In the public discussions raised by these developments one theme which kept popping up was a sense that public health campaigns are impotent against the mighty machiavellian forces of commercial advertising.
In the case of Mr Robson's proposed legislation the linkage is quite explicit. In addition to seeking to overturn the 1999 reduction in the legal drinking age his private member's bill contains a provision that would not allow advertising on television until after 10pm. The argument goes that the sophistication and spending power of the booze and baccy barons pitched against the limited resources of health campaigners mean that there is a mixed message, especially for the young.
It's hard to disagree that the message isn't mixed. How many reports of the Barmy Army travelling with the Lions have breathlessly implied that their ability to drink pubs - indeed towns - dry is a matter for pride. And we can hardly console ourselves that this is an attribute only admired by beer-bellied, pink-faced Poms. The link between sporting trips and the consuming of improbable amounts of alcohol is not exactly foreign to New Zealand.
And you don't have to watch too many films or imported television series to see the link between the cool and the lighting of a fag, even if our reality is to stand hunched in a doorway in the cold surrounded by sodden butts.

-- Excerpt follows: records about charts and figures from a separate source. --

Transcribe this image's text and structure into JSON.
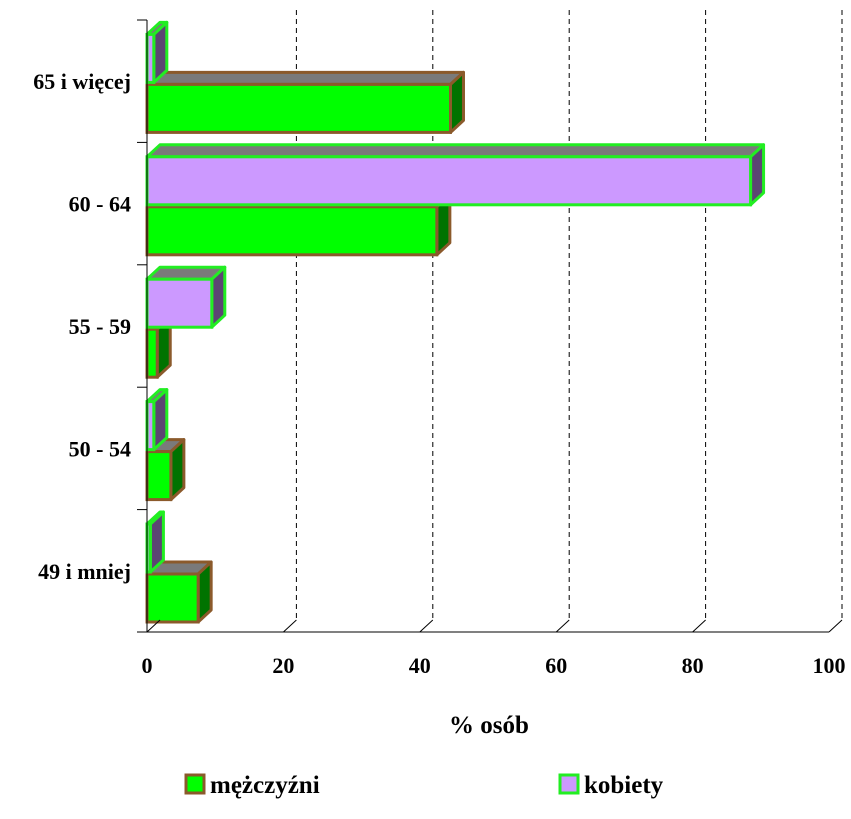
{
  "chart_data": {
    "type": "bar",
    "orientation": "horizontal",
    "categories": [
      "49 i mniej",
      "50 - 54",
      "55 - 59",
      "60 - 64",
      "65 i więcej"
    ],
    "series": [
      {
        "name": "mężczyźni",
        "values": [
          7.5,
          3.5,
          1.5,
          42.5,
          44.5
        ],
        "color": "#00ff00",
        "border": "#8b5a2b"
      },
      {
        "name": "kobiety",
        "values": [
          0.5,
          1.0,
          9.5,
          88.5,
          1.0
        ],
        "color": "#cc99ff",
        "border": "#22ee22"
      }
    ],
    "xlabel": "% osób",
    "ylabel": "",
    "xlim": [
      0,
      100
    ],
    "xticks": [
      "0",
      "20",
      "40",
      "60",
      "80",
      "100"
    ],
    "grid": "vertical dashed",
    "legend_position": "bottom"
  }
}
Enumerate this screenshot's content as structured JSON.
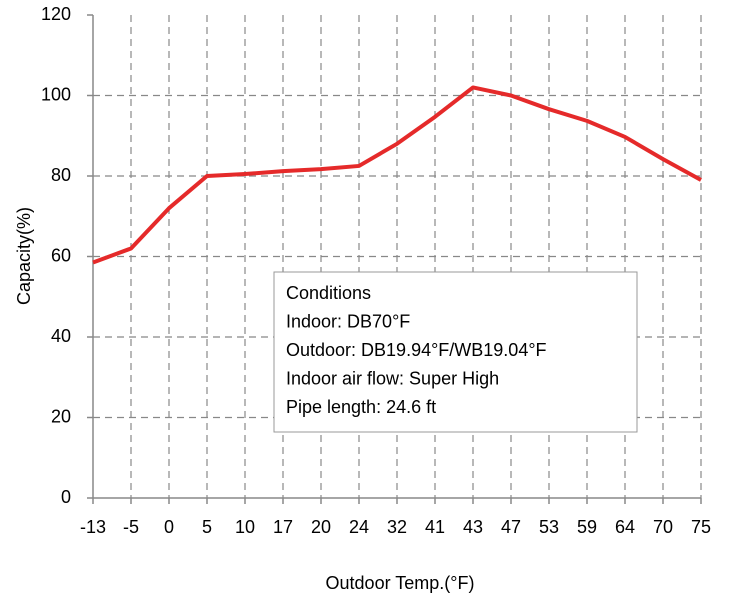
{
  "chart_data": {
    "type": "line",
    "x_label": "Outdoor Temp.(°F)",
    "y_label": "Capacity(%)",
    "categories": [
      "-13",
      "-5",
      "0",
      "5",
      "10",
      "17",
      "20",
      "24",
      "32",
      "41",
      "43",
      "47",
      "53",
      "59",
      "64",
      "70",
      "75"
    ],
    "series": [
      {
        "name": "Capacity",
        "color": "#e52a2a",
        "values": [
          58.5,
          62,
          72,
          80,
          80.5,
          81.2,
          81.7,
          82.5,
          88,
          94.7,
          102,
          100,
          96.6,
          93.7,
          89.7,
          84.2,
          79
        ]
      }
    ],
    "ylim": [
      0,
      120
    ],
    "yticks": [
      0,
      20,
      40,
      60,
      80,
      100,
      120
    ],
    "grid": true,
    "annotation": [
      "Conditions",
      "Indoor: DB70°F",
      "Outdoor: DB19.94°F/WB19.04°F",
      "Indoor air flow: Super High",
      "Pipe length: 24.6 ft"
    ]
  }
}
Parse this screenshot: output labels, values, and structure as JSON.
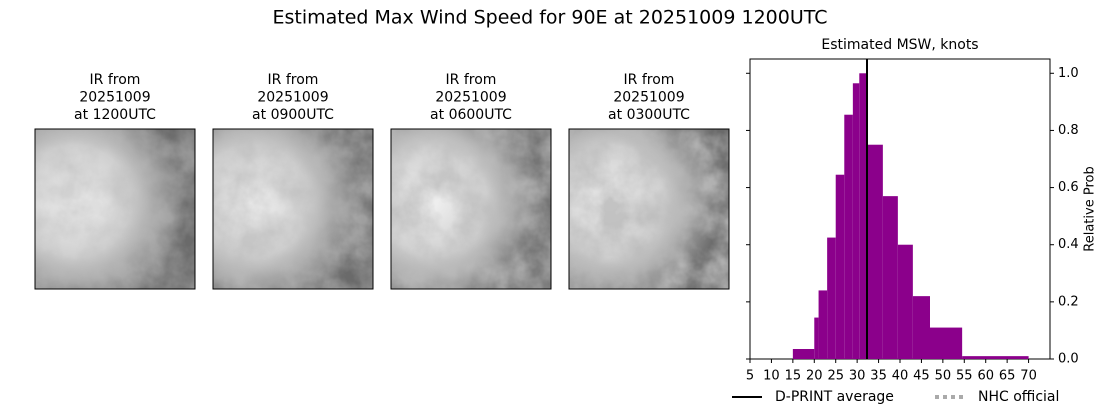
{
  "title": "Estimated Max Wind Speed for 90E at 20251009 1200UTC",
  "panels": [
    {
      "lines": [
        "IR from",
        "20251009",
        "at 1200UTC"
      ]
    },
    {
      "lines": [
        "IR from",
        "20251009",
        "at 0900UTC"
      ]
    },
    {
      "lines": [
        "IR from",
        "20251009",
        "at 0600UTC"
      ]
    },
    {
      "lines": [
        "IR from",
        "20251009",
        "at 0300UTC"
      ]
    }
  ],
  "chart_data": {
    "type": "histogram",
    "title": "Estimated MSW, knots",
    "y_label": "Relative Prob",
    "bins": [
      15,
      20,
      21,
      23,
      25,
      27,
      29,
      30.5,
      32.5,
      36,
      39.5,
      43,
      47,
      54.5,
      70
    ],
    "values": [
      0.035,
      0.145,
      0.24,
      0.425,
      0.645,
      0.855,
      0.965,
      1.0,
      0.75,
      0.57,
      0.4,
      0.22,
      0.11,
      0.01
    ],
    "color": "#8b008b",
    "xlim": [
      5,
      75
    ],
    "xticks": [
      5,
      10,
      15,
      20,
      25,
      30,
      35,
      40,
      45,
      50,
      55,
      60,
      65,
      70
    ],
    "ylim": [
      0,
      1.05
    ],
    "yticks": [
      {
        "value": 0,
        "label": "0.0"
      },
      0.2,
      0.4,
      0.6,
      0.8,
      {
        "value": 1,
        "label": "1.0"
      }
    ],
    "lines": [
      {
        "name": "D-PRINT average",
        "color": "#000000",
        "value": 32.3
      },
      {
        "name": "NHC official",
        "color": "#aaaaaa"
      }
    ]
  }
}
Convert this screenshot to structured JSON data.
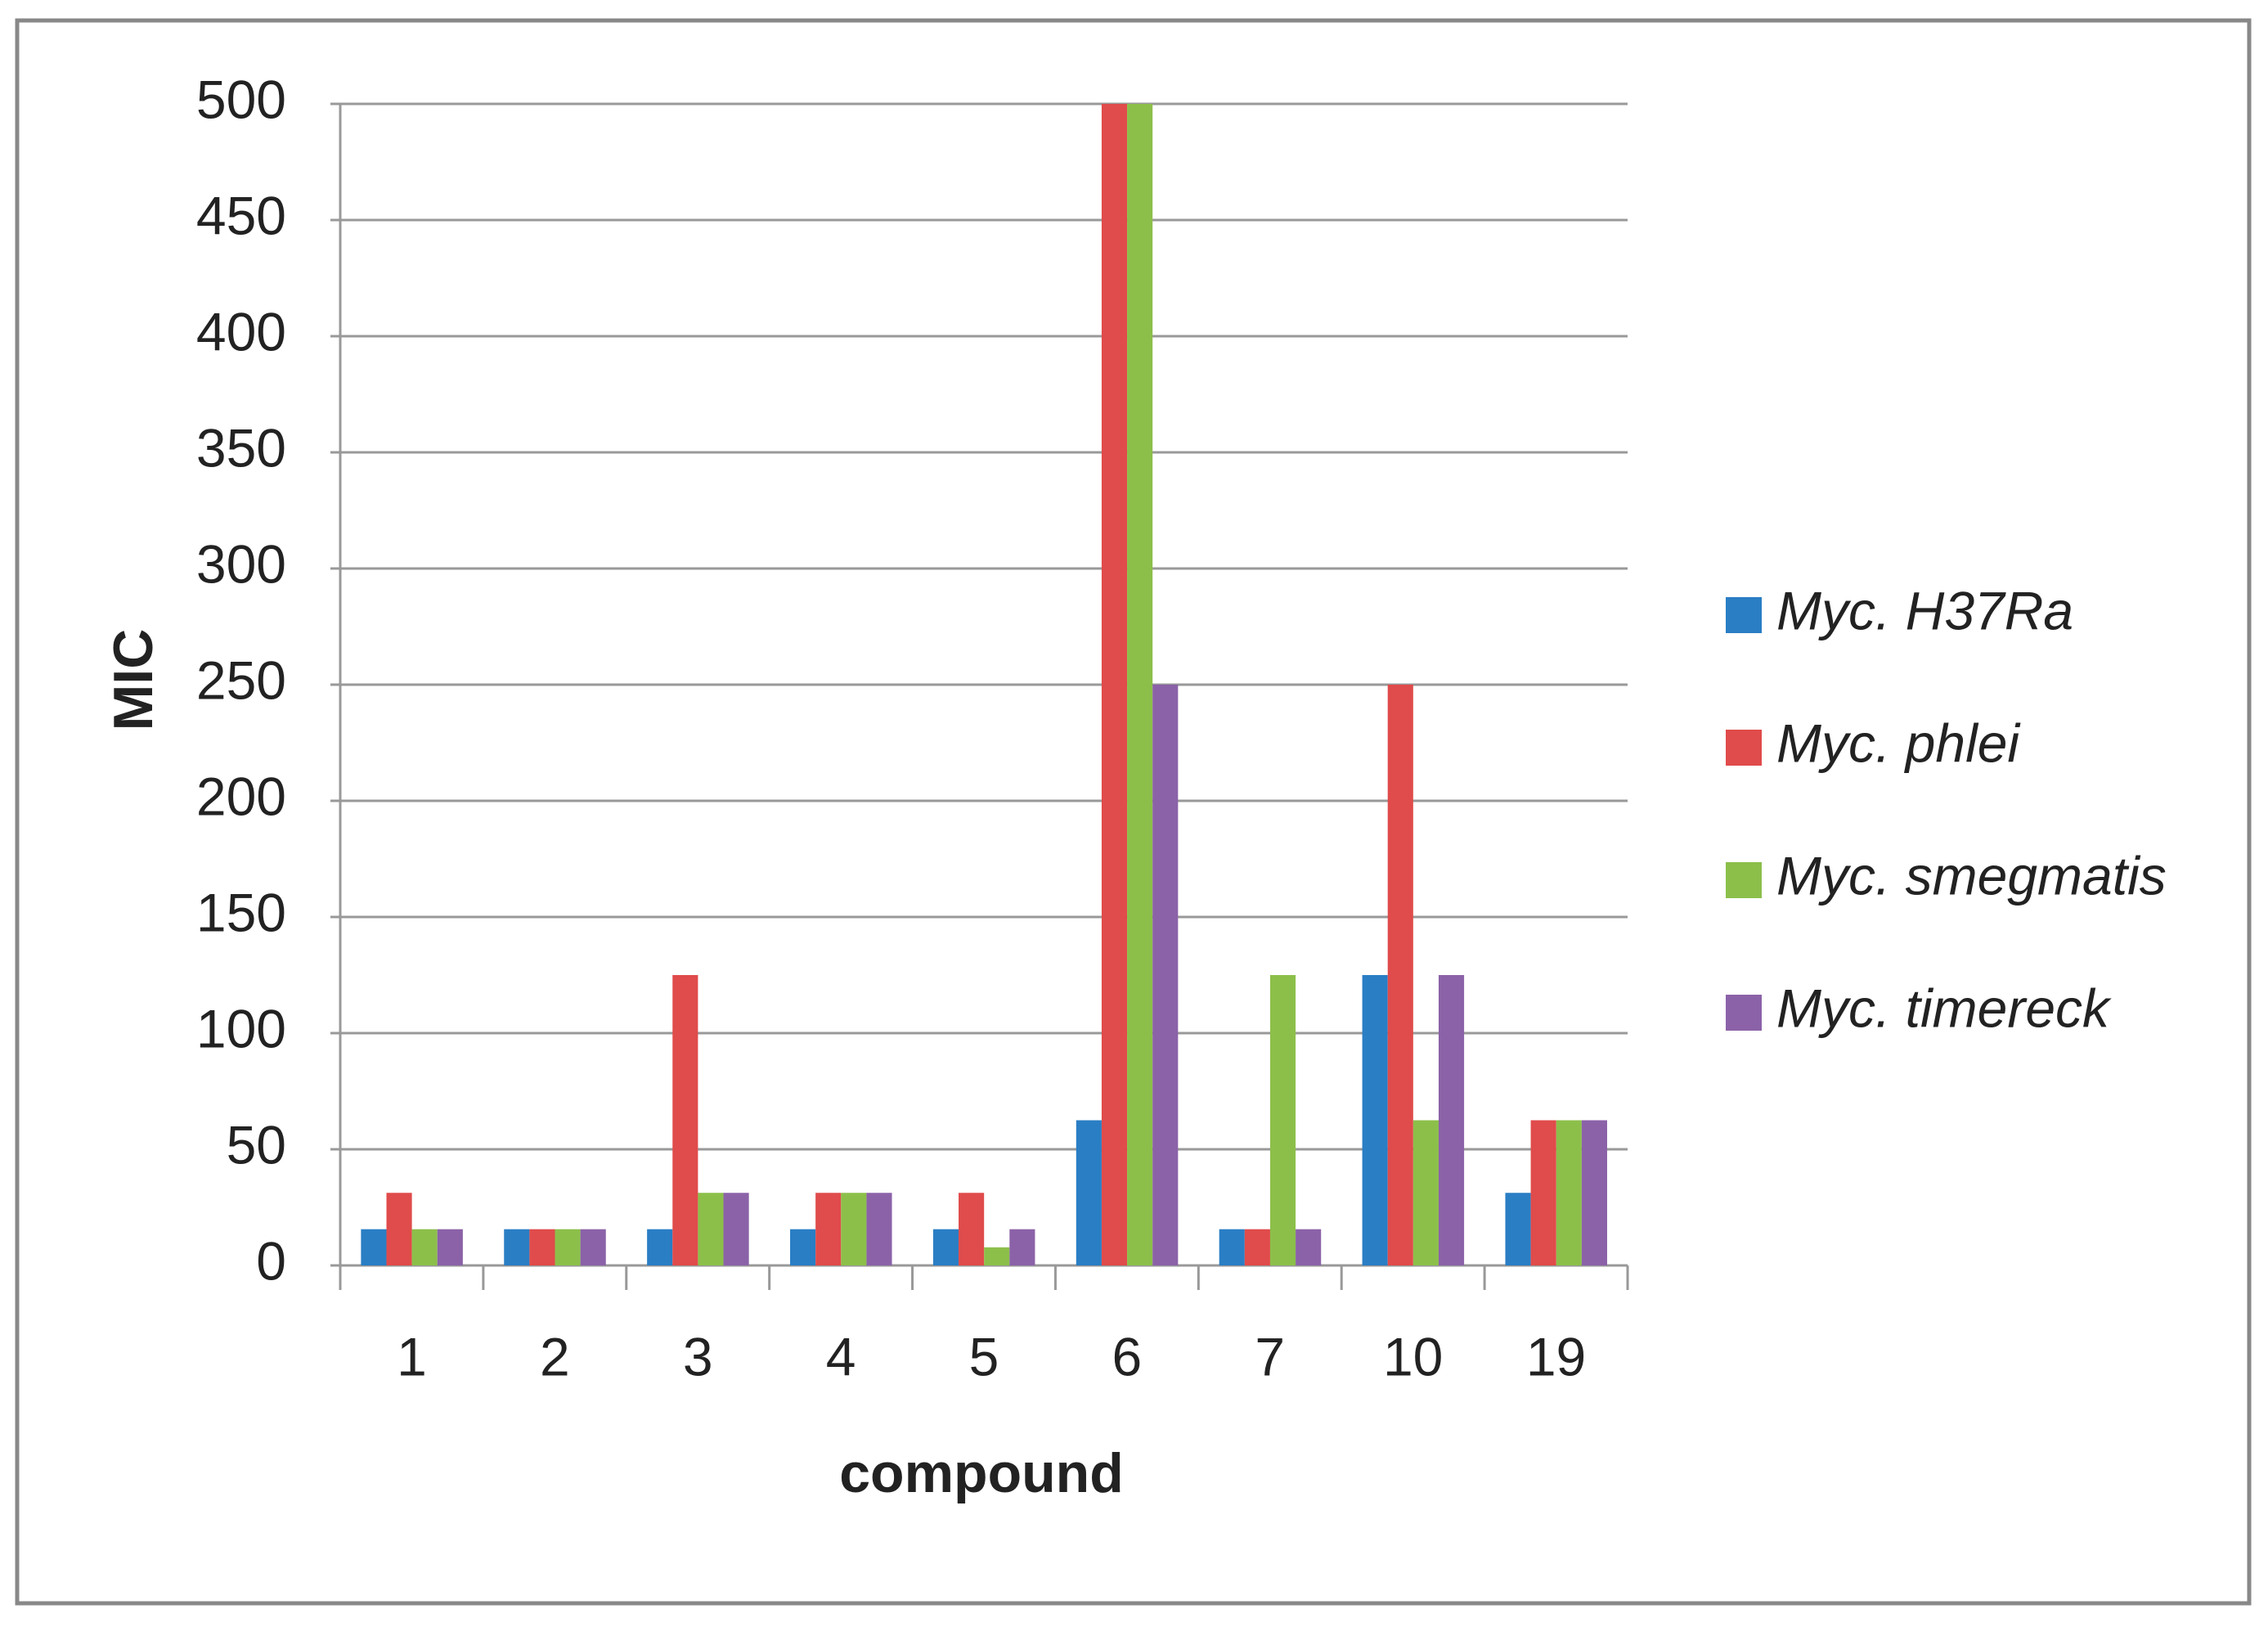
{
  "chart_data": {
    "type": "bar",
    "x_label": "compound",
    "y_label": "MIC",
    "categories": [
      "1",
      "2",
      "3",
      "4",
      "5",
      "6",
      "7",
      "10",
      "19"
    ],
    "series": [
      {
        "name": "Myc. H37Ra",
        "color": "#2a7ec4",
        "values": [
          15.6,
          15.6,
          15.6,
          15.6,
          15.6,
          62.5,
          15.6,
          125,
          31.25
        ]
      },
      {
        "name": "Myc. phlei",
        "color": "#e04b4b",
        "values": [
          31.25,
          15.6,
          125,
          31.25,
          31.25,
          500,
          15.6,
          250,
          62.5
        ]
      },
      {
        "name": "Myc. smegmatis",
        "color": "#8cbf4a",
        "values": [
          15.6,
          15.6,
          31.25,
          31.25,
          7.8,
          500,
          125,
          62.5,
          62.5
        ]
      },
      {
        "name": "Myc. timereck",
        "color": "#8b62a8",
        "values": [
          15.6,
          15.6,
          31.25,
          31.25,
          15.6,
          250,
          15.6,
          125,
          62.5
        ]
      }
    ],
    "ylim": [
      0,
      500
    ],
    "yticks": [
      0,
      50,
      100,
      150,
      200,
      250,
      300,
      350,
      400,
      450,
      500
    ],
    "grid": true,
    "legend": "right"
  }
}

But perhaps the campaigners should not quail so readily before the power of commercial advertising, or despair that their messages are a faint whisper against a pumped-up sound system. Big spending on advertising does not always equate with effective delivery of the message.
The history of advertising is littered with expensive failures, proof that the slickest, most artful practitioners cannot move a public that doesn't want to be persuaded. The best efforts of the PR people cannot, for instance, make many of us believe that Prime offers a decent news service.
The seed of an idea has to fall on fertile soil. And here there are signs that public campaigns will eventually deliver a change in attitude. The drive for us to keep our children out of the sun has been extra-ordinarily successful, so much so that we are now having to be reminded that a little bit of sunshine is not a instant cosmic death-ray but is quite healthy.
In the smoking survey it seems that the message is getting through, with fewer teenagers taking up the habit and with a drop even in that most recalcitrant group, young Maori women.
The drinking culture is, perhaps, a tougher call. The briefest look at our past reveals that this nation has what we might call an attitude problem with liquor since it first arrived, well before we could blame the allure of glossy advertising and logos on racing cars.
So let the campaigners take heart. Theirs has to be a guerrilla strategy. Win the hearts and minds and even the most heavily funded enemy may have to surrender.